This year I was honored to serve as a teacher leader for the Missouri Teachers Academy. As a part of the leadership team, I helped to organize the monthly meetings and also to choose the year-long topic of study along with the participants. We ended up selecting a book called “Social-Emotional Learning in the Classroom” to do a book study on and apply to our classroom teaching. I have to say it was exactly the kind of book that any teacher with a few years of experience can enjoy as a good refresher course.
So first, what is social-emotional learning? Well, basically it means acquiring the knowledge to understand and manage emotions, set and achieve personal goals, and interact effectively with others. This is a big part of a teacher’s job beyond being content experts, because learning can’t occur unless students feel comfortable with themselves and their peers. This is probably one of the trickiest parts of teaching, in fact, because although there’s a lot of science behind it there is also a lot of art in its implementation. It’s all about anticipating student needs and behaviors before they themselves can articulate what they need. Good prediction skills like this help teachers maintain a positive class culture and smooth class flow.

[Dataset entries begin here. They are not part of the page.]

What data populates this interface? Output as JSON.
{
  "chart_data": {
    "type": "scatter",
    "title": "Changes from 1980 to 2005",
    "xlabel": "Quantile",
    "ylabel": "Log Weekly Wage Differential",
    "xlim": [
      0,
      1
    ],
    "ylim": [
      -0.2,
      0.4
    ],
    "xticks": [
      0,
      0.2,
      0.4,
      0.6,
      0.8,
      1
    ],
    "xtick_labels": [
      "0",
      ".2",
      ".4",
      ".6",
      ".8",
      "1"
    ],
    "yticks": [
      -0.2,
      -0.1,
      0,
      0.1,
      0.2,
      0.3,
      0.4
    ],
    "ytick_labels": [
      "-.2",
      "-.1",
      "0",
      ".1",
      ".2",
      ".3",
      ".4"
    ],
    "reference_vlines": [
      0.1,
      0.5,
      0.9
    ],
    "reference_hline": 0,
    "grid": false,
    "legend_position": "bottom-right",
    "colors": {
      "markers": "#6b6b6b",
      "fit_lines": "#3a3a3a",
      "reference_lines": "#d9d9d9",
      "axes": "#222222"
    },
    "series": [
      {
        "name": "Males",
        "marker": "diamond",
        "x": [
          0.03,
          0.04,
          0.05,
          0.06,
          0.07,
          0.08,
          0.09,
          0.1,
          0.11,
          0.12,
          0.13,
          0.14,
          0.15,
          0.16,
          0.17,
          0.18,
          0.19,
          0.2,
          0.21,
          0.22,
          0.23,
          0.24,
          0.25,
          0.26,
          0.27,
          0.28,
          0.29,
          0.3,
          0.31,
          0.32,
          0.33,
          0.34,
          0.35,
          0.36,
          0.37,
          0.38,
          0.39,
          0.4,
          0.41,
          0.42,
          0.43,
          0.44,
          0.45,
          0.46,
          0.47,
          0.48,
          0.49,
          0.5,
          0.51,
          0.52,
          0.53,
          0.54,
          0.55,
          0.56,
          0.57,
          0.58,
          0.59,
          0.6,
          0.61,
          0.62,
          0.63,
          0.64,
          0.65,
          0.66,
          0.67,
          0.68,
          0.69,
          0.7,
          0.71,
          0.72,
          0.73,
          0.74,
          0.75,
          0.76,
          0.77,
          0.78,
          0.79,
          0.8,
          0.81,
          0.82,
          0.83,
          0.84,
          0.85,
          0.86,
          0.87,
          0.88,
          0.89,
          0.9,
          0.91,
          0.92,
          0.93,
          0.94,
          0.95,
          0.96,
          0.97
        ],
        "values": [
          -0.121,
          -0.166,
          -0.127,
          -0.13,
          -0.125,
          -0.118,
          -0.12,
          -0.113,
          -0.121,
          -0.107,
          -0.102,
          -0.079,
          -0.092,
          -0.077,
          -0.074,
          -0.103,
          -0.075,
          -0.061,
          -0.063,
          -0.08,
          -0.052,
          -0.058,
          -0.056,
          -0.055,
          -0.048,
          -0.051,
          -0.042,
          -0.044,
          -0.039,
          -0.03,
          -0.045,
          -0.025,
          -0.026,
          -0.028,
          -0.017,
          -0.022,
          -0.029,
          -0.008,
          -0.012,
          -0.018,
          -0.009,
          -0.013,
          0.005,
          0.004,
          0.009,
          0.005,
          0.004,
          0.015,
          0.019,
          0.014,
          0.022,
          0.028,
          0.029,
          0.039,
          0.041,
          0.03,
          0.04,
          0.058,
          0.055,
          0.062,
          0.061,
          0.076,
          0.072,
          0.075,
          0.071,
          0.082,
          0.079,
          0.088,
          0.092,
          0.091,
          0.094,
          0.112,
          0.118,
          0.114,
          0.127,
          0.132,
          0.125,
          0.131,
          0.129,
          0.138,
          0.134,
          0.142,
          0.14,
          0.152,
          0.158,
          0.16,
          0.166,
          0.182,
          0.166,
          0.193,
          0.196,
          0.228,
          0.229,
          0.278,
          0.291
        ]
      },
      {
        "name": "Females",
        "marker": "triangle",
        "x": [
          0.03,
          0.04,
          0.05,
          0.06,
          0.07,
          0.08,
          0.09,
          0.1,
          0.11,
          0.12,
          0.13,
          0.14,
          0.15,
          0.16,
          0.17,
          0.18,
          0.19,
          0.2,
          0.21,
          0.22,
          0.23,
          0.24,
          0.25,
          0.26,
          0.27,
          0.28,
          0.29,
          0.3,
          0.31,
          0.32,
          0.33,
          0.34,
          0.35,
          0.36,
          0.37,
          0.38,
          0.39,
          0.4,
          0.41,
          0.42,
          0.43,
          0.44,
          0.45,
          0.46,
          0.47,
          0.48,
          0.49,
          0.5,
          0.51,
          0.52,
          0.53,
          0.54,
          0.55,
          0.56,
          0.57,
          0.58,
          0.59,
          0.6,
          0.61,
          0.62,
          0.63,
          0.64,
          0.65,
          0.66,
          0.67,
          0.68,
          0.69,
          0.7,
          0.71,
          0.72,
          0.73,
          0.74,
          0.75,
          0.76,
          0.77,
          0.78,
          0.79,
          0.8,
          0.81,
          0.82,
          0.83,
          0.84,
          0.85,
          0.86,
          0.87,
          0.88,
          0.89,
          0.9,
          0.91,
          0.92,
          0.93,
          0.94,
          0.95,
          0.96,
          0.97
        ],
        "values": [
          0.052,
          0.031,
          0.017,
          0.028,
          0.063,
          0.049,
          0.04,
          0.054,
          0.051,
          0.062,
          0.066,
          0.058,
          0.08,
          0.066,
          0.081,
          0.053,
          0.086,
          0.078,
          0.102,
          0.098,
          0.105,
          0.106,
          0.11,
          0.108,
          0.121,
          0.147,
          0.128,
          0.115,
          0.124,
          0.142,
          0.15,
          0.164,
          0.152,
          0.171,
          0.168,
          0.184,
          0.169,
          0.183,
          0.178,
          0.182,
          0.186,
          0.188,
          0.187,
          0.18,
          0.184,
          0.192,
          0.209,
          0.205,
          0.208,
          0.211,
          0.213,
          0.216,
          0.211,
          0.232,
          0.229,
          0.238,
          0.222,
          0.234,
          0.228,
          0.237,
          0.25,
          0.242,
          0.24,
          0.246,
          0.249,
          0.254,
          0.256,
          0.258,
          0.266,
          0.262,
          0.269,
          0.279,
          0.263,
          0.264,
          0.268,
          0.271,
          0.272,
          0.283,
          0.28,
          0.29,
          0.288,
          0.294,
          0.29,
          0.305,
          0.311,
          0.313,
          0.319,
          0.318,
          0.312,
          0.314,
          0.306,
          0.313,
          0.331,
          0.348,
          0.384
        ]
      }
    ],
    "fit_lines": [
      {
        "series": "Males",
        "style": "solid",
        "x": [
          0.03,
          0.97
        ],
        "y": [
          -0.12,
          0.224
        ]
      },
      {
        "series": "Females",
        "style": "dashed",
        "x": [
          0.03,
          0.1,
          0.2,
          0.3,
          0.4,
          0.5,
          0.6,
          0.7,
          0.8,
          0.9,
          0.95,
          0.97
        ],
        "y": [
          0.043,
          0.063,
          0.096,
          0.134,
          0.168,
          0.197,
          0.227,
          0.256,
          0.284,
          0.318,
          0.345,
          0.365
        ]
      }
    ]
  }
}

I know that I was not good at Social-Emotional Learning in my first few years of teaching. I have developed my skills since then, but reading this book refreshed my teacher training and also taught me a few new things. So, here are some good tips and tricks I learned from this book that have helped me in my own classroom:
1. Develop positive relationships with students every day
This is an obvious facet of being a good teacher, but yet not all teachers take it seriously. Often, teachers start out the year with this goal in mind but then forget about it as the year progresses. It’s important to develop deep and meaningful relationships with students every day in the classroom. Students need to know they can trust you and rely on you as they develop their own social and emotional skills. Teachers need to show a certain amount of openness and honesty with their students about their own personal lives in order for this to happen.
2. Be an example of growth mindset and good decision-making
Teachers are the biggest role models of positive social and emotional well-being. That’s why it’s critical that teachers demonstrate how they themselves manage their own emotions, develop a growth mindset, and follow through with goal setting. This takes intentionality during the lesson planning process, which is a skill I have had to develop since my first year teaching. Teachers should insert moments of mindfulness, opportunities for problem-solving and mistakes, as well as time for cooperative learning.
3. Have consistent rules and classroom procedures
This is classroom management 101, but not for the reasons most teachers would think. It’s not about being in charge, but rather it’s about helping students understand your expectations and daily schedule so that they can feel comfortable and focus on learning.
4. Teach students to become reflective through goal setting
This is the most important takeaway from the book and something that I am learning to incorporate more into my own teaching. Teachers often think of goal setting in terms of grades, but it’s also necessary to teach students to be reflective about their behavior and well-being. They can set goals for traits like responsibility, grit, collaboration, problem-solving, and communication. In this day and age, teachers talk a lot about soft skills required in all 21st century jobs, yet few teachers actively guide students in developing them.
Understanding and implementing social-emotional learning is part of becoming a truly effective educator. It takes practice and experience to learn, but teachers can always use a refresher like this book to strengthen and improve their skills. I highly recommend it for your reading list!